For the players themselves, it would represent the fulfillment of a goal many have been working toward for the majority of their lives. It would be a demand that their country and heritage be respected.
“It was definitely a roller coaster, we had our ups and we had our downs,” defender Milan Pierre-Jerome said of that CONCACAF experience. “The Mexico game, I think that was where we saw what we could really do. And having played that game is kind of setting us up for this next tournament we’re about to enter into.”
While Haiti’s players desperately want to qualify through this month’s tournament, the future also looks extremely bright. Much of the squad has played together from the youth levels, with Dumornay, Mondésir, Etienne and Jeudy among the players who helped clinch a first-ever qualification to the U-20 Women’s World Cup in 2018: Dumornay even celebrated her 15th birthday during that competition.
Players like Pierre-Jerome, born in the United States, have helped bolster the roster as well.

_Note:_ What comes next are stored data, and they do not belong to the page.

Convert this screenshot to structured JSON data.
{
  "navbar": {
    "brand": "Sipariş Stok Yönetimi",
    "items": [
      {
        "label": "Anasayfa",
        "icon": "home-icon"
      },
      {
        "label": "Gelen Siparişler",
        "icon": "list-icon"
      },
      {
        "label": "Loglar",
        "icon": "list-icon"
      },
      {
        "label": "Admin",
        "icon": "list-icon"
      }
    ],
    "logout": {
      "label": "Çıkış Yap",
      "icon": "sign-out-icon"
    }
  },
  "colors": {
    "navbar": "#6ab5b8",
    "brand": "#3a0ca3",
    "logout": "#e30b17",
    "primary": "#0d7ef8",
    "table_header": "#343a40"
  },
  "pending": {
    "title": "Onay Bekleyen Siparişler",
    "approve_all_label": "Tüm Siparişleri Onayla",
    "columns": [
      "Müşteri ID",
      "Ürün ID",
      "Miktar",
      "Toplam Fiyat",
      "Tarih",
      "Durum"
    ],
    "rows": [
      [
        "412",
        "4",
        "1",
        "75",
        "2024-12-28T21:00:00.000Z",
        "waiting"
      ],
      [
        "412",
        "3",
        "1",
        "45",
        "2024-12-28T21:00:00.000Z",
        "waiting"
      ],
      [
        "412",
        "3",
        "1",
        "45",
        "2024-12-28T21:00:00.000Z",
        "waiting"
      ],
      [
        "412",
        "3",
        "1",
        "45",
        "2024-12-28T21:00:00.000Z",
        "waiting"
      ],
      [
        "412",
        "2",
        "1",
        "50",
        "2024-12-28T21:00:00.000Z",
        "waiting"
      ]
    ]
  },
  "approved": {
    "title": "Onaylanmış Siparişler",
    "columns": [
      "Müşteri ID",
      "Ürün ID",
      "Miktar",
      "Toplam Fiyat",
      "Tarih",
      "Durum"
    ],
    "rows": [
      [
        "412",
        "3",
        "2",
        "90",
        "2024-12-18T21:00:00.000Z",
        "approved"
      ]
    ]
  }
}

There was a gelling period for the various groups of players, several said, but the team now understands everyone is pulling in the same direction even if their strongest language is English or French rather than Kreyol.
The turning point was the month of training they scheduled before the CONCACAF W Championship, a time that Larco said she believes turned the collection of players into a true team.
“We really bonded at all the meals. That’s something in Haiti, or in my culture: No phones at the table, we’re just discussing. We’re there for an hour and a half just talking,” the Georgetown goalkeeper said. “It was very different than playing in the States, and I think that tournament everyone saw this was our opportunity to qualify for the first time. Like, ‘Let’s just trust everyone,’ and it went well.”